Mary Yurkovic | 07/13

A famous,funny outtakes tape is worth another listen.

There’s an hilarious tape that’s been making the rounds for decades*. Actor/director Orson Welles is reading voiceovers to picture for some food spots. The copy is bad, the agency direction is worse, and Welles is not suffering fools that day. The third script is so ludicrous he gives up, and storms out of the studio.

Most people know this tape as “In July, Peas Grow There”. The agency gives a particularly bad direction for reading those words. Welles challenges them to say it the way they’re asking. He also makes a rather strange offer if they succeed.

Take a listen. Even if you’ve heard it before, it’s worth listening to this version… I cleaned it up (technically; not for content) and it sounds better than most version that are on the Web. You’ll also hear some examples of things to avoid in your own sessions.

This tape was circulating long before the Web was born - I got my copy from another engineer more than 30 years ago. And it’s so well known in the industry that it’s still being parodied.

The Animaniacs (a kids’ cartoon) did their version in the 90s. You might be able to still find it on Youtube.

It’s also been spoofed on Matt Groening’s series The Critic, and a bunch of other shows.

I refer to it in my parody of agency voice-over sessions, produced in 1981 and circulating underground since then.  In 2005, artist Alan Rhodes sent me a link to his 3-minute dance-mix version.

 

The Tutorial

Directing commercial voice-overs is an art, even if it’s one those Brits never mastered. A few things they didn’t do, that you should:

 

  • Read the copy aloud, before you even show it to your clients. The phrase “Crumb-Crisp Coating” - which causes Welles so much grief - should never have been there at all.

  • Time your copy to the picture, before you ask anyone to read it. That’s what scratch tracks are for.

  • Don’t stare at the script during each take! Listen to the voice, and look at pix. That way you’ll avoid asking for things that the talent’s already given you.

  • Don’t give a direction if you don’t know yourself what it’s supposed to sound like. It’s great to let talent surprise you with something better than you imagined. It’s not okay to go on a fishing expedition.

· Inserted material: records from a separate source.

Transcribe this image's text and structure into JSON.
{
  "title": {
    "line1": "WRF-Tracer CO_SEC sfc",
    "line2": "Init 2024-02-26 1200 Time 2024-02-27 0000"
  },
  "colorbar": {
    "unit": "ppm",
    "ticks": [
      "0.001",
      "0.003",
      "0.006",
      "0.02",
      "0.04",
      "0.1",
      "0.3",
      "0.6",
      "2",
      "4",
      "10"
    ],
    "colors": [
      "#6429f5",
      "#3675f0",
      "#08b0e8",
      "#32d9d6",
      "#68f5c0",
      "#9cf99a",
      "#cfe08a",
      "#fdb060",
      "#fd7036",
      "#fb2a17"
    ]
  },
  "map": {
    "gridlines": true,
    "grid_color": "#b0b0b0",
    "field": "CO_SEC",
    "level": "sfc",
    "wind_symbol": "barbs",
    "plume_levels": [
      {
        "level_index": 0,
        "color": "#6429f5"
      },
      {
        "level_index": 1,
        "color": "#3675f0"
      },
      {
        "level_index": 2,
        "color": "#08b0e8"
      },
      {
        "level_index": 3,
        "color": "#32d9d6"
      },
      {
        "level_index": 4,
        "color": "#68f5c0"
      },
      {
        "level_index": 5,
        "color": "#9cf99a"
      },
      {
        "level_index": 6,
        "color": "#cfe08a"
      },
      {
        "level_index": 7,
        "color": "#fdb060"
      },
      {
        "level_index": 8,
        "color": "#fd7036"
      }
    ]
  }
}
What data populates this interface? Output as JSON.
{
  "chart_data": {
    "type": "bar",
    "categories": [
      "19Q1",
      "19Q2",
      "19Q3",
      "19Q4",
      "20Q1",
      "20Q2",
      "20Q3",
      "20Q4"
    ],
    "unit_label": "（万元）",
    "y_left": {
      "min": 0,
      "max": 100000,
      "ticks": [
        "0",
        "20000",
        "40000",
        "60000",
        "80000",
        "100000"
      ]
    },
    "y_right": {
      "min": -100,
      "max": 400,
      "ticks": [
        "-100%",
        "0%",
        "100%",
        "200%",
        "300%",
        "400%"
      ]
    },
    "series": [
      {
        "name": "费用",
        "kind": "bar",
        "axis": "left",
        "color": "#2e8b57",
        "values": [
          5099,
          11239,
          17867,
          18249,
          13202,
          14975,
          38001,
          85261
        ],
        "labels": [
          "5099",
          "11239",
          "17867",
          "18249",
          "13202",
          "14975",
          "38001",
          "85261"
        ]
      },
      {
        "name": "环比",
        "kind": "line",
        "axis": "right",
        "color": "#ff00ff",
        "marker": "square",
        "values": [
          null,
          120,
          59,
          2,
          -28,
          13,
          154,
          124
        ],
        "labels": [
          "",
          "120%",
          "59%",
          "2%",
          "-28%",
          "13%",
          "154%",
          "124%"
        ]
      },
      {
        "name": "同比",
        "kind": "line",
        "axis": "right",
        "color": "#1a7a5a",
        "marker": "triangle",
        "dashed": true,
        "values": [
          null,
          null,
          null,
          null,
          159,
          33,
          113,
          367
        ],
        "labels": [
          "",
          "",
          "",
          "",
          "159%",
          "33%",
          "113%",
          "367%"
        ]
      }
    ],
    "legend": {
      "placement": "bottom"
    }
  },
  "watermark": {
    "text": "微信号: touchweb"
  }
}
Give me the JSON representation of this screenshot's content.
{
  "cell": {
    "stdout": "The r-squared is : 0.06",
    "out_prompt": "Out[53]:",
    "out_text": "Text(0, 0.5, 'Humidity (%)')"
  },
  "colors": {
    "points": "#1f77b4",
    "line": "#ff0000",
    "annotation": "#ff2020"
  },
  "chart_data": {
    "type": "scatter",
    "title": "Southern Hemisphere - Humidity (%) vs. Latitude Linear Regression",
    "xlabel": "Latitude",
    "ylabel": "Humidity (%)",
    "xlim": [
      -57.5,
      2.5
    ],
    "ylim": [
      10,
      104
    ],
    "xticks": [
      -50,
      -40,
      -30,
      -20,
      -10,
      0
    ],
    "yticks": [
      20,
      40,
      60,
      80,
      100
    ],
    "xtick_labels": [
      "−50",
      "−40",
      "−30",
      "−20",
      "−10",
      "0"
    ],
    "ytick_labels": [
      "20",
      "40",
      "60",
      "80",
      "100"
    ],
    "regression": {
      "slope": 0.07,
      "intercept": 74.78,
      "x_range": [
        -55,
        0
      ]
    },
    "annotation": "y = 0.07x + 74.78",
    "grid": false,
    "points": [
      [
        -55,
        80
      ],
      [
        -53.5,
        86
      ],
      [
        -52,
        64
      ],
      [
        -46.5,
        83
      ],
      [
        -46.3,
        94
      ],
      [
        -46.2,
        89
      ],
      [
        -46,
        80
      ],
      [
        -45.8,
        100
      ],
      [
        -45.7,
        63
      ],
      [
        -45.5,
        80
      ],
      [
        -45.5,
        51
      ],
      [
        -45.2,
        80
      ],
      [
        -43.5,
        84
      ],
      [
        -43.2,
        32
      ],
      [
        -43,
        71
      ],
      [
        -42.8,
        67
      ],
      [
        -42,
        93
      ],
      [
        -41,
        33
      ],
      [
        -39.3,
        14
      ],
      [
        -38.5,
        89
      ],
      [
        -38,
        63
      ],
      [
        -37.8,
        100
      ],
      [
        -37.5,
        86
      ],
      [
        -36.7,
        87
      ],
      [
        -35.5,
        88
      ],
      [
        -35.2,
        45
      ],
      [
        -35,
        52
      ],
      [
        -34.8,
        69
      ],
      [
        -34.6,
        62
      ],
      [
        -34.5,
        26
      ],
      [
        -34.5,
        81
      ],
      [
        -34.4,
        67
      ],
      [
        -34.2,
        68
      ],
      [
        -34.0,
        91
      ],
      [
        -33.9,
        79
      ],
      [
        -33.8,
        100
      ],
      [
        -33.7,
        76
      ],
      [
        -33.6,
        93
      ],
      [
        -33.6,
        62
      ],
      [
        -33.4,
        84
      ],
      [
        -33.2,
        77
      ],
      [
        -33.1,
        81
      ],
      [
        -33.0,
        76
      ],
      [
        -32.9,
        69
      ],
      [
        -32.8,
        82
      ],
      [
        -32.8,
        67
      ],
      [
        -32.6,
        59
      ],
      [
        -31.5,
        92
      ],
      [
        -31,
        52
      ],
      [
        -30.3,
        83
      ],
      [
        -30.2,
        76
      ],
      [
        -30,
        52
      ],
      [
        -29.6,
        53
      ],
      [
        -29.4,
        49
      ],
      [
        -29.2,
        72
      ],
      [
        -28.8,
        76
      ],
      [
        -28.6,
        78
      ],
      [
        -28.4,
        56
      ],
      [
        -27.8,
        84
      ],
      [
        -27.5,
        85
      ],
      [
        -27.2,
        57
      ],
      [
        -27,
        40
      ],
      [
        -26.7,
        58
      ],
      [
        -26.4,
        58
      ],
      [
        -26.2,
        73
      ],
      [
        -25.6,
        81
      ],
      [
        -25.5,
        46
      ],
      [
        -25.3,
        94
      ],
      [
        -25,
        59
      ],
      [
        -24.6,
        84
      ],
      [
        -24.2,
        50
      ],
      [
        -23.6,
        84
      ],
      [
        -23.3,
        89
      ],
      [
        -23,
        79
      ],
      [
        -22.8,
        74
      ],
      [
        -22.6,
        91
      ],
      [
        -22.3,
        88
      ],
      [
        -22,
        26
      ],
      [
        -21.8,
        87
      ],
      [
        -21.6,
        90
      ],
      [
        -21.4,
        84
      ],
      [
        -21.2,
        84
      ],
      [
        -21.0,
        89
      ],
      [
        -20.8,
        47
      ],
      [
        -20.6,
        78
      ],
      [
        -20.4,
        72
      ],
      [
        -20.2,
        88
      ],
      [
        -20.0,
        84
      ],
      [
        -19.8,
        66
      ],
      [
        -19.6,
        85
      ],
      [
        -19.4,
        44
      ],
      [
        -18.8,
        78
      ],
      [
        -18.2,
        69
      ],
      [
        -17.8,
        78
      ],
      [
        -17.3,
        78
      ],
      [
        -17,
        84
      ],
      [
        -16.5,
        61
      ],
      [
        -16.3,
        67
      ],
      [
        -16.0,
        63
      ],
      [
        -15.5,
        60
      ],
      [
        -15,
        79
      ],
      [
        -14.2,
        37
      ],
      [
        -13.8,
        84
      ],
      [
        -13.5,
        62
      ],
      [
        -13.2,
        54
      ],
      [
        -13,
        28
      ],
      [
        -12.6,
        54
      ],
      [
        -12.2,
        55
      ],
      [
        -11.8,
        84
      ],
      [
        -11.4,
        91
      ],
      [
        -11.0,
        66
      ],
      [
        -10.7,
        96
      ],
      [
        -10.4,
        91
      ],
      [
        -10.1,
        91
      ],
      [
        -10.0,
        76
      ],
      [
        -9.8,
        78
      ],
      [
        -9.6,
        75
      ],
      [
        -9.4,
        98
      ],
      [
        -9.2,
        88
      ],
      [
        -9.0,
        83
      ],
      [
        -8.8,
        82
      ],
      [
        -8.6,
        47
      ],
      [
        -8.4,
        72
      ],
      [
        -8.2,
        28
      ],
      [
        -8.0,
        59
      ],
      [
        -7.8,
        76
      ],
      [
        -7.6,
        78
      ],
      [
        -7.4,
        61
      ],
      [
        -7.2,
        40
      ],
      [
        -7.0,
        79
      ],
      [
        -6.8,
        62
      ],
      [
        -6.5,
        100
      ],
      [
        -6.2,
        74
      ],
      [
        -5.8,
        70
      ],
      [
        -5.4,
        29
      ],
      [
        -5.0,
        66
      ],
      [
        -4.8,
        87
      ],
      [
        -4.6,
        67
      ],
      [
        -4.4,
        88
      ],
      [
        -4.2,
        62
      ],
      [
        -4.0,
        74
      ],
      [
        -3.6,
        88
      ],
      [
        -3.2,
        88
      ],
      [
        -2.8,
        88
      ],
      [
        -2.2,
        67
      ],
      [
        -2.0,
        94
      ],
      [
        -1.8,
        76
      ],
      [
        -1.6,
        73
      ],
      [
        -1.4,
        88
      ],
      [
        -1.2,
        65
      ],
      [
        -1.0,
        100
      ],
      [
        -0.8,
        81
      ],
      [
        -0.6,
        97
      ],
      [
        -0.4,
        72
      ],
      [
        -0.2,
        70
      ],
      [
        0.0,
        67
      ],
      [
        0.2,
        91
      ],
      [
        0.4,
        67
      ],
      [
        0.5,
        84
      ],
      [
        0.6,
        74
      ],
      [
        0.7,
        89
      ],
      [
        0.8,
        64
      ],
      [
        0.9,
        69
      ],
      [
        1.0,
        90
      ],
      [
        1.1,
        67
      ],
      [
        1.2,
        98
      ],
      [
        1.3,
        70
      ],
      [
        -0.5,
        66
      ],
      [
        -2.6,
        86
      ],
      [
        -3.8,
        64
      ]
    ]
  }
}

  • If you’re working with talent who has good directing chops themselves… let them help. Pretty voices are a dime a dozen. Pretty voices connected to thinking brains are rare.

 

The Personal Anecdote

Back when I was younger and more clueless, I did a lot of voice-over directing for ad agencies. I was lucky enough to work with Jack Lemmon, James Earl Jones, Christopher Reeve (I nearly blew his session, but that’s for another entry) and some lesser talents whose names you’d also recognize.

At one point, a large New York agency offered me a producing job that would have required directing Orson Welles in a series of commercials. Of course I was familiar with the “In July” tape. I turned down the gig.

Later in my career, I had a chance to edit a few projects with Welles as the voiceover, recorded elsewhere. So I listened to the outtakes and chatter from the session, hoping to find another gem. No luck: he was relaxed, gracious, and occasionally hilarious. Maybe I should have taken that NY job.


* The Note:

Wikipedia says the Welles tape originated in the 1980s. Not only did I get my copy long before that; I’ve heard the tape spoofed on the British radio series I’m Sorry I’ll Read That Again… which was produced between 1965 and 1973.